CHILDREN
BOOKS AND VIDEOS
Bee & Nature Stories for Children (and adults)
We've curated a list of books for learning and pleasure.
The Last Beekeeper
This novel set in a climate-altered future features an endearing main character, Yoly Cicerón. Yoly has ambitions to escape farm life and become a doctor. But when the benefactors who promise to make her dreams come true reveal themselves as a threat to her family and their way of life, Yoly turns to her grandmother’s wisdom about the mythic bees. In a world where everyone is hyperconnected by technology, Yoly and her sister make it their mission to learn from the bees so they can save their family and community. Age 8+


Pollination
A child’s day in the garden with their Gran and Pa leads to a wonderful exploration of pollination ̶ how it happens and the importance it has for our environment. Meet the animals involved in pollination and the plants that depend on pollination to produce our fruit, vegetables and our clothes!
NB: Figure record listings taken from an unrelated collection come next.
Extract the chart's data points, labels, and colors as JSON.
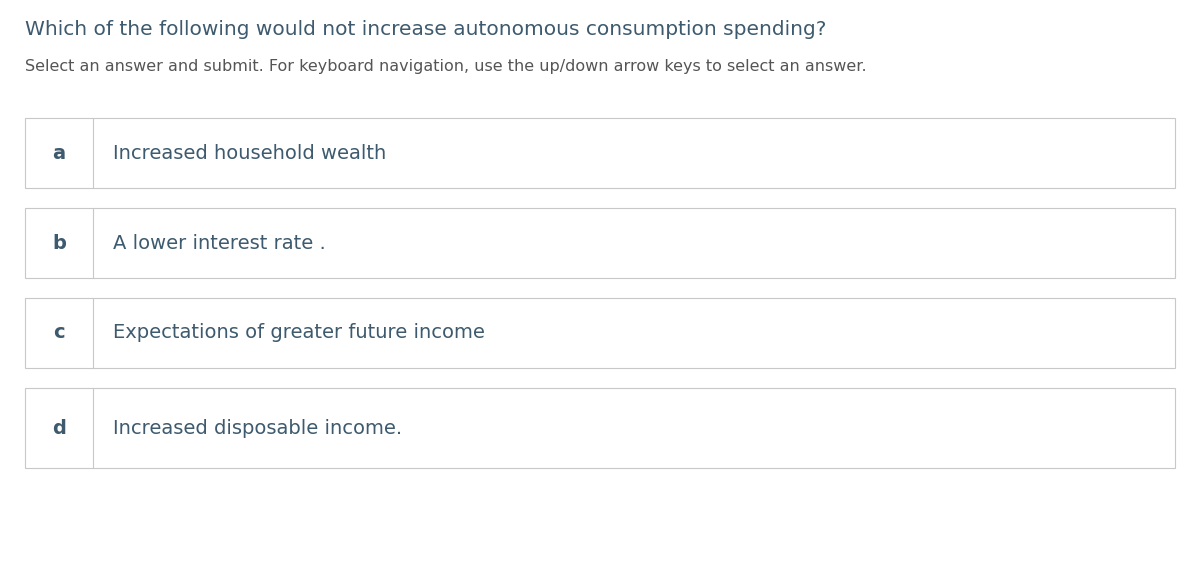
{
  "title": "Which of the following would not increase autonomous consumption spending?",
  "subtitle": "Select an answer and submit. For keyboard navigation, use the up/down arrow keys to select an answer.",
  "options": [
    {
      "label": "a",
      "text": "Increased household wealth"
    },
    {
      "label": "b",
      "text": "A lower interest rate ."
    },
    {
      "label": "c",
      "text": "Expectations of greater future income"
    },
    {
      "label": "d",
      "text": "Increased disposable income."
    }
  ],
  "bg_color": "#ffffff",
  "box_border_color": "#c8c8c8",
  "box_fill_color": "#ffffff",
  "divider_color": "#c8c8c8",
  "title_color": "#3d5a6e",
  "subtitle_color": "#555555",
  "label_color": "#3d5a6e",
  "text_color": "#3d5a6e",
  "title_fontsize": 14.5,
  "subtitle_fontsize": 11.5,
  "label_fontsize": 14,
  "text_fontsize": 14
}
Suitable for children aged 5 to 9.
Lovely...A Story About A Stingless Bee
How Fungi Shape the Earth
The story follows the life of a worker bee named Lovely as she shows us the ins and outs of life in the hive. With the clever placement of facts and figures and with the help of bright, beautiful and clear illustrations, Lovely shows children just how special and unique native bees are.

Bee Detectives
Join these budding Bee Detectives as they explore the wonders of Australia's native bees.
When Olivia and Hamish see a smoky haze coming from their local park, they're ready to spring into action! But it's not a fire – it's a nest of Australian stingless bees that needs their help.


Tree Beings
We depend on trees for our survival, yet few of us understand just how fascinating these beings really are.
With a foreword by the world-renowned anthropologist Jane Goodall, Tree Beings is an adventure through the secret world of trees. Challenging the perception that trees are just 'silent statues', it focuses on four big ideas:
- Trees give life to the planet.
- Trees can help save us from climate change.
- Trees are like beings.
- Trees need our help and protection.
The Forest in the Tree
How Fungi Shape the Earth
A little fungus meets a baby cacao tree and they learn to feed each other. They cooperate with a forest of plants and a metropolis of microbes in the soil. … The fourth book in the Small Friends Books series, this science-adventure story explores the Earth-shaping partnerships between plants, fungi and bacteria.

What a Bee Knows
Although their brains are incredibly small--just one million neurons compared to humans' 100 billion--bees have remarkable abilities to navigate, learn, communicate, and remember. In What a Bee Knows, entomologist Stephen Buchmann explores a bee's way of seeing the world. We travel into the field and to the laboratories of noted bee biologists who have spent their careers digging into the questions most of us never thought to ask (for example: Do bees dream? And if so, why?).


The History of Bees
The History of Bees weaves three stories about the past, present, and future of beekeeping. In 1852 a beekeeper innovates a new way to keep bees; In 2007 a contemporary beekeeper wrestles with threats to our pollinators; and in 2098, in a world without bees, a woman employed as a hand pollinator must uncover what happened to her son. This theme of bees and beekeeping binds the three timelines together, as does the author’s focus on the human relationships that shape our lives.
The Murmur of the Bees
From a beguiling voice in Mexican fiction, The Murmur of Bees is about a mysterious child with the power to change a family's history in a country on the verge of revolution and the 1918 influenza outbreak. When a disfigured, abandoned child, Simonopio, is found covered in a blanket of bees, locals consider him a bad omen. His adoptive parents, however, see beyond what their neighbours fear in the mysterious child. Simonopio, who is constantly followed by his swarm of guardian bees, can see the future—the good and the terrifying.